Florian Angert gewinnt Ironman 70.3 Jönköping

Nachdem er bereits bei "The Championship" in Samorin sein großes Leistungspotential angedeutet hatte, gewinnt Florian Angert beim Ironman 70.3 Jönköping sein erstes großes Rennen. Marcus Herbst und Christian Kramer belegen die Plätze fünf und acht während Nils Frommhold am Vätersee ein gelungenes Comeback nach längerer Verletzungspause feiert.

Von > | 9. Juli 2018 | Aus: SZENE

Florian Angert gewinnt beim Ironman 70.3 Jönköping sein erstes Ironman-70.3-Rennen überhaupt (Archivbild).

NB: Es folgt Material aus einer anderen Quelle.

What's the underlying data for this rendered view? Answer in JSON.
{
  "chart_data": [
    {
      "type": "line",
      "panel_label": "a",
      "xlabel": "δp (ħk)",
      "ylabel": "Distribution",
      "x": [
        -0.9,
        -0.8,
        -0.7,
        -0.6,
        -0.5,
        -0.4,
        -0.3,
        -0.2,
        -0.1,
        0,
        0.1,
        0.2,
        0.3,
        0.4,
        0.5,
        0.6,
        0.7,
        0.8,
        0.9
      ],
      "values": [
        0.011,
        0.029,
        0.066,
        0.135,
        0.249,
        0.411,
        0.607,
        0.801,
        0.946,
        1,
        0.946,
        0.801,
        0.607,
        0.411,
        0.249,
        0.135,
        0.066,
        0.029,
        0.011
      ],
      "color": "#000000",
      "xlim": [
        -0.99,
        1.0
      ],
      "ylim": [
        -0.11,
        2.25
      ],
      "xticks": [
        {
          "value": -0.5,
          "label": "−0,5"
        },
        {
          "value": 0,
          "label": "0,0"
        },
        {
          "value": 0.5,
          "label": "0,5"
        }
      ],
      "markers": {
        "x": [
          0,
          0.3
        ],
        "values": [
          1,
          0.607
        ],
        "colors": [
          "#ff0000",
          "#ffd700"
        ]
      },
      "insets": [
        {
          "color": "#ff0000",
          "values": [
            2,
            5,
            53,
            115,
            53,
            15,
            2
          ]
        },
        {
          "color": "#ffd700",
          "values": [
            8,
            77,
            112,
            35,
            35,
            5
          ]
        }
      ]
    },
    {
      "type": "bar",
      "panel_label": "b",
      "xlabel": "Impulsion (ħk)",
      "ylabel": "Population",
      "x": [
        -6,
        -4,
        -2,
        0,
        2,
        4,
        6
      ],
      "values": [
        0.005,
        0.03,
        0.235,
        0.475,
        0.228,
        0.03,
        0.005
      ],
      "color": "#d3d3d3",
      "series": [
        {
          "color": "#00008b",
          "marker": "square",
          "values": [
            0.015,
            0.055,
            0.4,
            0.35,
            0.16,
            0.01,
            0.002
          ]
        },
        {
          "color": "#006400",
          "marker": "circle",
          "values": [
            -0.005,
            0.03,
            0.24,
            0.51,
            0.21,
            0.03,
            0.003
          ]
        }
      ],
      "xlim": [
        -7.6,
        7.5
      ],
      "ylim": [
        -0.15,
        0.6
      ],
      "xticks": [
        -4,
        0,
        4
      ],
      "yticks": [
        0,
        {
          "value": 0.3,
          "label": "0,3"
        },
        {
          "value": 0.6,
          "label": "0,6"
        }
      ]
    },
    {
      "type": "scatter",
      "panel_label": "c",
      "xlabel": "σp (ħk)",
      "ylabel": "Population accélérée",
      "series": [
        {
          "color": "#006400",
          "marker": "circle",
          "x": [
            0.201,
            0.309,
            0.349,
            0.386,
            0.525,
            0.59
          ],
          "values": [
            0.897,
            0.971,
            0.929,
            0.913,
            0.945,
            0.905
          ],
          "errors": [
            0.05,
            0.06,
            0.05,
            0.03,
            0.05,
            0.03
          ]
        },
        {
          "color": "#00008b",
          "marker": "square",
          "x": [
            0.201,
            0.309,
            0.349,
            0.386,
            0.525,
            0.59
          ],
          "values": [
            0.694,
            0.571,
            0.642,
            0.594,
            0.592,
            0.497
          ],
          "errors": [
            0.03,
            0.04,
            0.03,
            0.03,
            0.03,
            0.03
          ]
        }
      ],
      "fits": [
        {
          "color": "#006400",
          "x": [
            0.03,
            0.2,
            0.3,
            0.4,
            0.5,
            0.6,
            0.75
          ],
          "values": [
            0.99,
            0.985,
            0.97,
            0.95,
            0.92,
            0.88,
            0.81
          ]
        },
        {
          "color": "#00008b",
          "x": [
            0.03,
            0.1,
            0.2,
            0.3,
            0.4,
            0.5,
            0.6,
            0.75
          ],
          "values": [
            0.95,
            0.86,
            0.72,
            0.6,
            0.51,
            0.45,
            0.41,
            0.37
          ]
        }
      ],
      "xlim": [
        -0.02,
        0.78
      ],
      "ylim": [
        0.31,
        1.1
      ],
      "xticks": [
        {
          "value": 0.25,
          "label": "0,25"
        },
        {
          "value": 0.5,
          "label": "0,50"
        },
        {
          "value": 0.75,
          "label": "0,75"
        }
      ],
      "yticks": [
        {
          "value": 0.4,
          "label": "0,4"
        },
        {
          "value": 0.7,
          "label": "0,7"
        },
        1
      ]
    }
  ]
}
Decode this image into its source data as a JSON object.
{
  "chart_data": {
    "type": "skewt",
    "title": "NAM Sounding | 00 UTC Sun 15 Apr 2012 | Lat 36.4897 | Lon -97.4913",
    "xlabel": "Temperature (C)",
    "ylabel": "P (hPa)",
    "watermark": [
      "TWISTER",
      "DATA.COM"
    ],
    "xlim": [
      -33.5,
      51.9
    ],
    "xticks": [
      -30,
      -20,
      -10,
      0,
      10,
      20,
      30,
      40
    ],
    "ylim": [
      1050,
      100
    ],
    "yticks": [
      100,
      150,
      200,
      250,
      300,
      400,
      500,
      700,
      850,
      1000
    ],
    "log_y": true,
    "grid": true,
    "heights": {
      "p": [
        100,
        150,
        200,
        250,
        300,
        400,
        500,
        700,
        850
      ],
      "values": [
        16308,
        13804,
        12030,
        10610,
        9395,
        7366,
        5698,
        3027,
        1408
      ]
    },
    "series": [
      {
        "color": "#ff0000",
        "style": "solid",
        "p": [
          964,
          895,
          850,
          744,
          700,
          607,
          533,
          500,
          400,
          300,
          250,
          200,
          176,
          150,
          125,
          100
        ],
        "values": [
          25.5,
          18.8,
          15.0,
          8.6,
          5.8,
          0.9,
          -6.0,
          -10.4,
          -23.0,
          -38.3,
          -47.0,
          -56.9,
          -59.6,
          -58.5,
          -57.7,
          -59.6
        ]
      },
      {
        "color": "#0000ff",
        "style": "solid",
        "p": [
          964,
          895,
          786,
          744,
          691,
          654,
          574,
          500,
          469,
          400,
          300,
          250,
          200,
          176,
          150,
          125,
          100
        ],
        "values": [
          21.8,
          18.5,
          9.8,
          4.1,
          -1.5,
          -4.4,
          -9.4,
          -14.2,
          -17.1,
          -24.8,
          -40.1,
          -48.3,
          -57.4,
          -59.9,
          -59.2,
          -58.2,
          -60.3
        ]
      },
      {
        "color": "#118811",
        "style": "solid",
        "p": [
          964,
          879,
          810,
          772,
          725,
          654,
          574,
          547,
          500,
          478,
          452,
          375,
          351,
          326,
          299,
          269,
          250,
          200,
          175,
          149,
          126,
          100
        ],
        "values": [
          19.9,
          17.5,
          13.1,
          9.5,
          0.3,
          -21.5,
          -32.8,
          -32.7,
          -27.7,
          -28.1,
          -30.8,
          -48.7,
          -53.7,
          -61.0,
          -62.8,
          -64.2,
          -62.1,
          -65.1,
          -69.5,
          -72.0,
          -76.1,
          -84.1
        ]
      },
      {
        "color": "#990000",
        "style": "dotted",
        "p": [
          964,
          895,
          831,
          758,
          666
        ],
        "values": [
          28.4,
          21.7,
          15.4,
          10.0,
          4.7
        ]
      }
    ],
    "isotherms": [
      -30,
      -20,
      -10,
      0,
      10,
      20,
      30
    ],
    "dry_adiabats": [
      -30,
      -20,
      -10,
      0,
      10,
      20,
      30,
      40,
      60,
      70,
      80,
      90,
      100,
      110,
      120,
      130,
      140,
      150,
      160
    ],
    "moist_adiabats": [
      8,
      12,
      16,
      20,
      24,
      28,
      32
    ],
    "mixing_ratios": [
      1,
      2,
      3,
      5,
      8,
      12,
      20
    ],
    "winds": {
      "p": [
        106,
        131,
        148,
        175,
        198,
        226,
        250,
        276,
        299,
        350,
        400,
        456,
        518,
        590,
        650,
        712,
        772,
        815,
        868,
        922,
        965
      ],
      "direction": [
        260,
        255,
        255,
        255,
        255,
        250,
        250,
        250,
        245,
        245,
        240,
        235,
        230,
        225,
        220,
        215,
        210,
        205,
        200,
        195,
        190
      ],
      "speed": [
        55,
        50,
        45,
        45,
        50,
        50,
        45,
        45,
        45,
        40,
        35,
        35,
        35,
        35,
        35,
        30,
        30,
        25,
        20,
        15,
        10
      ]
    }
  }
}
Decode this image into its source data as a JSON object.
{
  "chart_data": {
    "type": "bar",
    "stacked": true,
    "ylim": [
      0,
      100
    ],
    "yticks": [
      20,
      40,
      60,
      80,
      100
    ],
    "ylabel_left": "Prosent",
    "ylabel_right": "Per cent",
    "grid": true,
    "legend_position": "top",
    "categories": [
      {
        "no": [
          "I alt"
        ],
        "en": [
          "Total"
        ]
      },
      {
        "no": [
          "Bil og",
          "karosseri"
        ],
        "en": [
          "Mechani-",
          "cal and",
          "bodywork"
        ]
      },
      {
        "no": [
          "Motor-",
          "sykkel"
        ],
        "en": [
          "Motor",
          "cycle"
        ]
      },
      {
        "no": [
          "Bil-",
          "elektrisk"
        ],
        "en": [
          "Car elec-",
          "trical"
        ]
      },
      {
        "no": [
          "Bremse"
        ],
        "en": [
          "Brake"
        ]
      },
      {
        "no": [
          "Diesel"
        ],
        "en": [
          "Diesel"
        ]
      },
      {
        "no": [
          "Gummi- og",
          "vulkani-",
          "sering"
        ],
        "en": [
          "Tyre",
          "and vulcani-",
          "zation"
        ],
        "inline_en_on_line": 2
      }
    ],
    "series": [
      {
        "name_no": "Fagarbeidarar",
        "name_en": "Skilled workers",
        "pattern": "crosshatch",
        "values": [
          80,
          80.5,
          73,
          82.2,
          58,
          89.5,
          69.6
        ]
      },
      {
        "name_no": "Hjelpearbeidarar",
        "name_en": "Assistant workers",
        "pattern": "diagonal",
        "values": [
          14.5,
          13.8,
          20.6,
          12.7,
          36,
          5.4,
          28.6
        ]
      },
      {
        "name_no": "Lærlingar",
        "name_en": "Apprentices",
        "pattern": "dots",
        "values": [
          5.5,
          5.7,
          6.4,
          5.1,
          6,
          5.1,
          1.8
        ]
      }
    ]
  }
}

Florian Angert gewinnt beim Ironman 70.3 Jönköping sein erstes Ironman-70.3-Rennen überhaupt (Archivbild).

Foto >Simon Müller / spomedis

Während im gut 1.100 Kilometer entfernten Frankfurt bei der Ironman-Europameisterschaft das erwartete Kopf-an-Kopf-Rennen zwischen Jan Frodeno und Patrick Lange ausblieb, lieferten sich Florian Angert und Pieter Heermeryck ein eben solches in der Innenstadt von Jönköping. Nachdem die beiden Konkurrenten in einer Gruppe, in der sich auch Nils Frommhold befand, nach 22:55 Minuten aus dem Wasser stiegen, begann das Duell bereits auf der welligen Radstecke entlang des Väternsees. Angert und Heermeryck übernahmen die Führungsarbeit und auch Frommhold, der nach dreivierteljähriger Verletzungspause sein Wettkampf-Comeback in Schweden feierte, konnte über die 90 Kilometer auf dem Rad direkt wieder gut mithalten. Mit einem Rückstand von 1:22 Minuten auf das Spitzenduo ging er auf die Halbmarathonstrecke. Marcus Herbst hatte nach dem Radfahren zwei Minuten Rückstand und kam am Ende sechs Minuten hinter dem Sieger ins Ziel. 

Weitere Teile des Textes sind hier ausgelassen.